Let It Ruminate

AMM: Since our last post, a grand jury indicted one officer in relation to the shooting of Breonna Taylor but no officers were charged for their role in her death and Associate Justice of the Supreme Court of the United States, Ruth Bader Ginsburg passed away of complications from pancreatic cancer. Erin and I shared our thoughts with one another in light of all that has happened and decided to write from our perspectives our ideas on what this means to be a woman during these times in the United States.

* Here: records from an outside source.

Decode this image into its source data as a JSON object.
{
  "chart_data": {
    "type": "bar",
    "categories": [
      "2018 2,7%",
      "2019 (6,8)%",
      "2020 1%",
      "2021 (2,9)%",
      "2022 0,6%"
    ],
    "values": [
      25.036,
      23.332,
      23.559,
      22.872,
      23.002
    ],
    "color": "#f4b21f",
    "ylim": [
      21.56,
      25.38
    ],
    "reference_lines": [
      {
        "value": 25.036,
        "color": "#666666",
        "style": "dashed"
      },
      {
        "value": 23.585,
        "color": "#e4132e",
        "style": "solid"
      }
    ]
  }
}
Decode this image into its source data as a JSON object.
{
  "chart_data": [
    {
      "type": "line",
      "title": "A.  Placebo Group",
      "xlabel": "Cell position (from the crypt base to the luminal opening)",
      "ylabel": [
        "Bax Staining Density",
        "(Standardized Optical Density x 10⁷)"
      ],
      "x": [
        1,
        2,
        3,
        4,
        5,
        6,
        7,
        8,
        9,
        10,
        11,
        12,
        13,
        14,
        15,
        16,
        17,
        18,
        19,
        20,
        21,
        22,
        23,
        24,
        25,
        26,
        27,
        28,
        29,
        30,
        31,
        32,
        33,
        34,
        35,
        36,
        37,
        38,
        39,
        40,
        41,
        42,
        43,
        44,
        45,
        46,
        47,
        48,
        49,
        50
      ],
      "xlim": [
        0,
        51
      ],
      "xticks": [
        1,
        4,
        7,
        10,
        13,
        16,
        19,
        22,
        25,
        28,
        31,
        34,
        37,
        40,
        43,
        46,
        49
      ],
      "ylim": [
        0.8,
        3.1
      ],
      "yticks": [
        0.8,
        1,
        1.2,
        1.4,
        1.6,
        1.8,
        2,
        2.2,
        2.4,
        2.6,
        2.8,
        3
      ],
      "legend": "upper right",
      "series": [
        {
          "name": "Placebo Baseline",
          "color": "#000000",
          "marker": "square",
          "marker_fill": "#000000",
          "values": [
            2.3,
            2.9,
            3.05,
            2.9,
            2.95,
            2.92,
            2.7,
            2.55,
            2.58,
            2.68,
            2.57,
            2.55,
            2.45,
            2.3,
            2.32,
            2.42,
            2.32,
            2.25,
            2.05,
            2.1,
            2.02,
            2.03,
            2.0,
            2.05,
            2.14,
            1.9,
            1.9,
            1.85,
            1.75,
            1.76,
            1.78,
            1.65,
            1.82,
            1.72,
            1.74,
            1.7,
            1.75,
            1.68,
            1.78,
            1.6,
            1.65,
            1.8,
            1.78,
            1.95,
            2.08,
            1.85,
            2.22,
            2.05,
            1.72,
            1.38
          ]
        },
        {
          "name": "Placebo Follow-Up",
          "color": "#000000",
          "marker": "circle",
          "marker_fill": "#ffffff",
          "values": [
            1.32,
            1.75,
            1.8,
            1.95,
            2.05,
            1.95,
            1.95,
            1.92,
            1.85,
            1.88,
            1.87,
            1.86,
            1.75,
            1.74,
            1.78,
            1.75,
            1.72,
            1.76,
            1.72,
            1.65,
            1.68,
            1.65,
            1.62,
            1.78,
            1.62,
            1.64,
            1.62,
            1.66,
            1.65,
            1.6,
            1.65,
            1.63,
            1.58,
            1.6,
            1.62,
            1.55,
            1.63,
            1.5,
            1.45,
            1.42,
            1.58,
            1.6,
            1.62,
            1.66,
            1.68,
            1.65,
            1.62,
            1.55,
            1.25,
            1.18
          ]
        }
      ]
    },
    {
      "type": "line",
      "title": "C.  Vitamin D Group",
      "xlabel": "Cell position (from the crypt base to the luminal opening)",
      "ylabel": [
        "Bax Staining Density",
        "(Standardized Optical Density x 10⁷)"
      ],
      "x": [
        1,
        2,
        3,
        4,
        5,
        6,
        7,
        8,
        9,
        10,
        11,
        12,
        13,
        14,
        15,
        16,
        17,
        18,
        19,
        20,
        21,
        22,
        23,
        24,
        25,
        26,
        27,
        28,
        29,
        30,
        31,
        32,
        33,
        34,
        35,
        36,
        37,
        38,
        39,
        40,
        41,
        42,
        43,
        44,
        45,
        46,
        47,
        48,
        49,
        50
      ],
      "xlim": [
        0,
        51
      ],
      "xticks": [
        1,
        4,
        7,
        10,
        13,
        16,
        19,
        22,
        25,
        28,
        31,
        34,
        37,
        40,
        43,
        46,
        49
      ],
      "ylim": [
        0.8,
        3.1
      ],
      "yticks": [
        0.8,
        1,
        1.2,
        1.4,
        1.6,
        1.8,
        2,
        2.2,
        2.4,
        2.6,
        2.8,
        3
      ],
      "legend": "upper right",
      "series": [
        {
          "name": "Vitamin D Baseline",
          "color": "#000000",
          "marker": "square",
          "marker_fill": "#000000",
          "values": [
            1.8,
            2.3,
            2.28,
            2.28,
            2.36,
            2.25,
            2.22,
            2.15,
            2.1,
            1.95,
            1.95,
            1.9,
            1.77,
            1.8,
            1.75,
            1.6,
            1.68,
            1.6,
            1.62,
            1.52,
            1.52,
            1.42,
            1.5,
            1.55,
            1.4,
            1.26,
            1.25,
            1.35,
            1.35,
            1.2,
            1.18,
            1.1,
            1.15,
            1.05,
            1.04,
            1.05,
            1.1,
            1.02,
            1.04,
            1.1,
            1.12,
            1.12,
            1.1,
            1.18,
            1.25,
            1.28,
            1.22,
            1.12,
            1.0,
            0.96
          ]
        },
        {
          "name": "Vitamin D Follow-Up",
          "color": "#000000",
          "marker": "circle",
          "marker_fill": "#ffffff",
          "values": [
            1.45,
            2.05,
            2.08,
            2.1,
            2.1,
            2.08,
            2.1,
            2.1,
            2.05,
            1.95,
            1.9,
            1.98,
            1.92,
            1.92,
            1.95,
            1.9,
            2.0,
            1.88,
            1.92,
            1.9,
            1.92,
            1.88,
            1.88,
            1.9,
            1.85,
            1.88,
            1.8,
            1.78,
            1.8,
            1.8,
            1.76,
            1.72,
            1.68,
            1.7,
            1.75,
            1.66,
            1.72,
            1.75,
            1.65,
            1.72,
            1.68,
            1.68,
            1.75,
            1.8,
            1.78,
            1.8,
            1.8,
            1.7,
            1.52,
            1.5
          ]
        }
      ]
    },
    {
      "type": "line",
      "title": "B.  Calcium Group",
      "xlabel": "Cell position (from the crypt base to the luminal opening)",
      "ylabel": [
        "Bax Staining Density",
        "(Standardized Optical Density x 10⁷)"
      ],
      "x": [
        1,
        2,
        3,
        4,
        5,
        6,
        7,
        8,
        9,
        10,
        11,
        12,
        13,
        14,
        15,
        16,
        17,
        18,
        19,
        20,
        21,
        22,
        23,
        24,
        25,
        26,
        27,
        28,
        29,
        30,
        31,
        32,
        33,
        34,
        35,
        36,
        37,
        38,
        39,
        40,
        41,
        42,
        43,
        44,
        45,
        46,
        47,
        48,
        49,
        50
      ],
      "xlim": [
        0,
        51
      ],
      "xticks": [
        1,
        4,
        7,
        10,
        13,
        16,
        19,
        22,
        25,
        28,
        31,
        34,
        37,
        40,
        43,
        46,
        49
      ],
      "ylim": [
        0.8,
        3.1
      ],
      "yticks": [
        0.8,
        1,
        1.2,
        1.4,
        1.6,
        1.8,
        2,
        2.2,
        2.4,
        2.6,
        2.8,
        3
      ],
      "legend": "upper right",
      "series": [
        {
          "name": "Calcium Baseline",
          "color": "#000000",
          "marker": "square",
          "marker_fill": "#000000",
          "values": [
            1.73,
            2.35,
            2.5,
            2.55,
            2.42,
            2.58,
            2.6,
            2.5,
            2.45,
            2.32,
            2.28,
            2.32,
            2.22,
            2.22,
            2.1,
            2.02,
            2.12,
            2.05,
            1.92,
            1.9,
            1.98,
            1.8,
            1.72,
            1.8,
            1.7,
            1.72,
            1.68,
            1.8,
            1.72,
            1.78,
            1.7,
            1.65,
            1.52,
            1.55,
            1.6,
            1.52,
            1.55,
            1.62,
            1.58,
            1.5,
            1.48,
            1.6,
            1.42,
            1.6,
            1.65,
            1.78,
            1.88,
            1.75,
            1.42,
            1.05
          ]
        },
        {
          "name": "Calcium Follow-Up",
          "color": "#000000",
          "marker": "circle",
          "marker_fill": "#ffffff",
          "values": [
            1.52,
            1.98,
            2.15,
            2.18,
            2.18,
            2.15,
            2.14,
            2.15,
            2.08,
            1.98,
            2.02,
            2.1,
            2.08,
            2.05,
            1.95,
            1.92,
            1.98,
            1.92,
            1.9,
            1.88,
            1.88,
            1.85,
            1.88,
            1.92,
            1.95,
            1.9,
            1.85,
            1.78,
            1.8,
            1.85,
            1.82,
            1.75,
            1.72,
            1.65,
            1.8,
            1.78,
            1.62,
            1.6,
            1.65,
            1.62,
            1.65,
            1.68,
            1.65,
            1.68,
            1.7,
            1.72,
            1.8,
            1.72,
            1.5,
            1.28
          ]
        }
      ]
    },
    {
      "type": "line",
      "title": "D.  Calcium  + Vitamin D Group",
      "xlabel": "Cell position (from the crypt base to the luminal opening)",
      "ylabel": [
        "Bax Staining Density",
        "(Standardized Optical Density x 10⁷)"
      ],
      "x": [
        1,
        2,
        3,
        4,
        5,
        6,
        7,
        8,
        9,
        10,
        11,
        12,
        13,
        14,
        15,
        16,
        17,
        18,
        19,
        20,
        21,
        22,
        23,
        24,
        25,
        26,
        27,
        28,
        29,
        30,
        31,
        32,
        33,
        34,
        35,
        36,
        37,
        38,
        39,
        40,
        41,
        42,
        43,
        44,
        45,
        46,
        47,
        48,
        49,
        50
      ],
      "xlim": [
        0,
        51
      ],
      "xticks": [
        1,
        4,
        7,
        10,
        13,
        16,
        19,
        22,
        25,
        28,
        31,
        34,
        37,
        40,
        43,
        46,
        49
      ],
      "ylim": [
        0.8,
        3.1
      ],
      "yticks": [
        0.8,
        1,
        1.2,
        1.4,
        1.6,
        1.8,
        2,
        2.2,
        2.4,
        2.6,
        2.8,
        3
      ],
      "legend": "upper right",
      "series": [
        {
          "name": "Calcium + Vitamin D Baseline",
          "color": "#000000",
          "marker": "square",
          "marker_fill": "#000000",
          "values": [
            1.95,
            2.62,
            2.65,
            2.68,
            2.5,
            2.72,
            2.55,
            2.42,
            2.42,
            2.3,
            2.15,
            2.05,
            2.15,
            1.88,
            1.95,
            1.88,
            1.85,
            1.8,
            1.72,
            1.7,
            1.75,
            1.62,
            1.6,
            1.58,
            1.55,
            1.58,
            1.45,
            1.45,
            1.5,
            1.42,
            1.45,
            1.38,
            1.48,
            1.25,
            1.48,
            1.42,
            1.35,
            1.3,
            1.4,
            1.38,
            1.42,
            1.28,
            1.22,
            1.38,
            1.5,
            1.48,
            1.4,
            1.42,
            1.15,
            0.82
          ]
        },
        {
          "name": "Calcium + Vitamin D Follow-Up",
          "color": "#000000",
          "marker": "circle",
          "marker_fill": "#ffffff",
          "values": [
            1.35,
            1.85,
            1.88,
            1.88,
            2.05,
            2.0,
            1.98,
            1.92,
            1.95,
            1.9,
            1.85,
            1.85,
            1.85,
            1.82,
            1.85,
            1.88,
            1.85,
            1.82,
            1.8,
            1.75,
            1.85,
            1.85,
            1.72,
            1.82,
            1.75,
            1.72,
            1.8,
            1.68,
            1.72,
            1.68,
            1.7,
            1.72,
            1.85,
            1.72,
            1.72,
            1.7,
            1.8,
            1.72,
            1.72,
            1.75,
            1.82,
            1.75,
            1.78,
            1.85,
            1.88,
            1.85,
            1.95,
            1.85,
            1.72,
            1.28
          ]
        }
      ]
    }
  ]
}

EL: Yeah, when we had this meeting about the upcoming blog post, it was the day Breonna Taylor’s murderers walked free. I use this word to describe the police officers because on this day, that's who they were, murderers, whether they intended to be or not, Breonna Taylor was an innocent woman sleeping in her bed, and on that night, because of negligence, and mishandling she never saw the next day. I’ve been thinking about Breonna Taylor a lot, I’ve been thinking about how she is all of us. I am a woman who frequently sleeps alone in her own home, and this could just as easily have been me. Except, I can’t help thinking that if it were me, my family would have gotten justice because of the color of my skin. I think I needed to write about Breonna Taylor’s death because I’m afraid that a lot of people who look like me, struggle to see her in themselves. I think part of the reason we are so divided between black and white, us and them, me versus others, is because we have lost the capacity of empathy for those who we deem NOT like us, and in my estimation, this is leading us to deadly possibilities. I don’t think this is all our individual faults! Other people- are purposely not positively represented in white society so that the only times we experience them (if you live in a more rural/midwestern/white community) is on the evening news being prosecuted for crimes. Which maybe makes us feel like the Black experience is the same of every Black life, this is not the case. 

AMM: To be a woman, to be a Black woman more specifically comes with many challenging realities that cannot be unfelt, unimagined, unacknowledged…it requires you to be completely aware of yourself, your surroundings, and how to move within those surroundings without protection. Unfortunately for Breonna, this was taken away from her.

EL: I read an article about Breonna Taylor’s mother and how she would endlessly call each week, after a night shift at the hospital, to ask for her mother’s chili recipe, and her mother’s reaction was the same every time--why didn’t she write it down--Breonna’s response was something I would say to my own mother: “why would I write it down when I can just call my Momma.” I have to say, this moment, it’s the one that broke me, I saw myself in her, and it made me terrified for what we are becoming as a society. We have been divided through the system we exist within from the start and we are all having to unlearn so much, that a lot of the time it hurts deeply, that things we once believed no longer ring true.  What I fully believe is that if each of us, whatever background we come from, starts from a place of trying to listen and understand one another, and see ourselves in others--and us in them--that we can fix what we’ve created, together, but it’s all gonna have to start from a place of caring about others first rather than assuming the worst about everyone. 

The other thing on my mind this week is the passing of Justice Ruth Bader Ginsburg, who I owe for most of the things I am able to accomplish in my life. I know this brands me as a liberal, but I don’t think that’s fully the extent to which RBG’s legacy is, her life paved the way for all women to have rights in ways unthinkable before her legacy. Her passing has made me contemplative of the rights I am given because of laws directly affected by her legacy. It would be a misstep to not acknowledge her contribution to the lives of American women. 

AMM: You know, I actually imagined a conversation between the ghosts of Justice Ginsburg and Breonna Taylor. I pictured Ginsburg embracing a young Taylor with the love of a grandmother and wiping her tears and Breonna still trying to understand what happened. 

What words would be uttered between the two women? Would Ginsburg offer an apology on behalf of the men who murdered Taylor in her home? Would Taylor question the “no-knock warrant” and its legitimacy? Would she ask of Ginsburg how the endangerment of her neighbors was worth more than her life, in HER home and how was the use of force justified by the officers when they wrongly invaded her home? 

Whatever the questions, we both know that we are living in a time of unprecedented strife in America. There appears to be contention to the understanding of the meaning of Black lives versus all lives, but the conversation is much bigger than the Black and White racial discord. Anything outside of the dominant acceptance is social death. It is able-bodied against disabled body; it is heterosexuals in opposition of same sex lifestyles and it goes on and on. Is it too much to want something utopian? Is the transgender person really affecting your personal lifestyle? Just as all of the caution was taken, almost to the verge of ostracization happened when the AIDS epidemic surfaced, people believed themselves to be immediately susceptible to the virus if they were standing near someone who had been infected. 

Common sense was thrown out with all forms of logic at the beginning…and still today, even with more understanding of the virus, some people still treat those with the virus with so much scorn and inhumanity. 

The bigger question I believe would be on the topic of humanity…whatever happened to it?